La declaratoria di inefficacia della misura era stata chiesta dal COGNOME in applicazione della disciplina delle contestazioni a catena, con riferimento alla precedente ordinanza custodiale che era stata emessa il 23/11/2020 dal G.i.p. del
Tribunale di Lecce nell’ambito di un altro procedimento penale per essere il COGNOME gravemente indiziato del reato di tentata estorsione, in concorso con NOME COGNOME e con NOME COGNOME, ai danni di NOME COGNOME (fatti per i quali, con decreto del 24/12/2020, è stato disposto il giudizio immediato ed è poi intervenuta sentenza di condanna in primo grado del 26/01/2022 del G.i.p. del Tribunale di Lecce, emessa nella forme del rito abbreviato, alla pena di 2 anni e 8 mesi di reclusione ed € 2.000,00 di multa).
Avverso l’indicata ordinanza del 22/12/2023 del Tribunale di Lecce, ha proposto ricorso per cassazione, per il tramite del proprio difensore, NOME COGNOME, affidato a un unico articolato motivo, con il quale deduce, in relazione all’art. 606, comma 1, lett. b), cod. proc. pen., l’erronea applicazione dell’art. 297, comma 3, dello stesso codice, e, in relazione all’art. 606, comma 1, lett. e) , cod. proc. pen., la mancanza e la manifesta illogicità della motivazione.
Il ricorrente sostiene che tra i fatti per i quali sono state emesse le due ordinanze custodiali sussisterebbe una connessione qualificata e che i fatti di reato di cui alla seconda ordinanza (cioè quelli di detenzione illecita di sostanze stupefacenti) erano desumibili dagli atti del primo procedimento (cioè quello per il reato di tentata estorsione).

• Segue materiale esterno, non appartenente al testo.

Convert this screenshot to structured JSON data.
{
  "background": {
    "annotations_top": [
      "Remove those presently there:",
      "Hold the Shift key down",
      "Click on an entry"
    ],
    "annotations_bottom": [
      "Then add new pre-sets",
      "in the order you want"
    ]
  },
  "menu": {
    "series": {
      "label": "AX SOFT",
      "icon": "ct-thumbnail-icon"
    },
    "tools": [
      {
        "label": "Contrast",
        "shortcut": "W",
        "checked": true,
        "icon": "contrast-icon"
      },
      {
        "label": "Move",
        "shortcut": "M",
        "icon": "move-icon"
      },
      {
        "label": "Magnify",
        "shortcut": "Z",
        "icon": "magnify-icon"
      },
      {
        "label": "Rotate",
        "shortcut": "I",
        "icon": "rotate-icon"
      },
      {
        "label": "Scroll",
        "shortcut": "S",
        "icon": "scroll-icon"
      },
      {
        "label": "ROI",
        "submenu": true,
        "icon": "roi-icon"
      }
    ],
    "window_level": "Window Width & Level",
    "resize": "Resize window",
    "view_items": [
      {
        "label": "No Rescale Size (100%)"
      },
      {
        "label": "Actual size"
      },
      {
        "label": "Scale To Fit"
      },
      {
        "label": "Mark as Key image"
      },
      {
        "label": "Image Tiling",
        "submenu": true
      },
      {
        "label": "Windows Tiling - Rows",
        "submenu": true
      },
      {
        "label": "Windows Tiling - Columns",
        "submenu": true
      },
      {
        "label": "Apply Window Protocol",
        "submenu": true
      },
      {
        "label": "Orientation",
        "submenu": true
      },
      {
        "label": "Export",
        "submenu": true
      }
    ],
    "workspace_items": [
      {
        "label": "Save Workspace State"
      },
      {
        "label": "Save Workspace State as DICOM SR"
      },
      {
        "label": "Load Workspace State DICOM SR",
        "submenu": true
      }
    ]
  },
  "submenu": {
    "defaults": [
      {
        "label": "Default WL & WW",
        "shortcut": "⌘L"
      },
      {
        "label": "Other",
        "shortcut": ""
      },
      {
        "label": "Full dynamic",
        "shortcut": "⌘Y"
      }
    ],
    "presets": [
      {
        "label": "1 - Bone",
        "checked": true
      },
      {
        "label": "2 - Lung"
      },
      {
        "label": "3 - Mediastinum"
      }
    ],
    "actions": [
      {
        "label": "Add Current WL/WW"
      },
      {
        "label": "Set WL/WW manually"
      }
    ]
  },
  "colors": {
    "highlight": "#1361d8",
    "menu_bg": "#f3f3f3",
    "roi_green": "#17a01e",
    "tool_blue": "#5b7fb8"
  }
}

Quanto all’invocata connessione qualificata, il ricorrente deduce che, contrariamente a quanto ritenuto dal Tribunale di Lecce: a) il fatto che le intercettazioni relative al reato di associazione finalizzata al traffico illecit sostanze stupefacenti oggetto del primo procedimento (cosiddetto “Game Over”) e utilizzate a riprova dei reati contestati con la seconda ordinanza custodiale fossero «da tempo terminate rispetto all’episodio di estorsione in danno di COGNOME» militerebbe in senso opposto rispetto a quanto ritenuto dal Tribunale di Lecce; b) la connessione qualificata sarebbe emersa dalla stessa seconda ordinanza del 30/03/2022 del G.i.p. del Tribunale di Lecce, atteso che tale giudice, nel motivare la sussistenza dei gravi indizi di colpevolezza del reato di associazione finalizzata al traffico illecito di sostanze stupefacenti, aveva richiamato propri l’episodio di tentata estorsione oggetto della prima ordinanza, trascrivendo la stessa per intero nella motivazione.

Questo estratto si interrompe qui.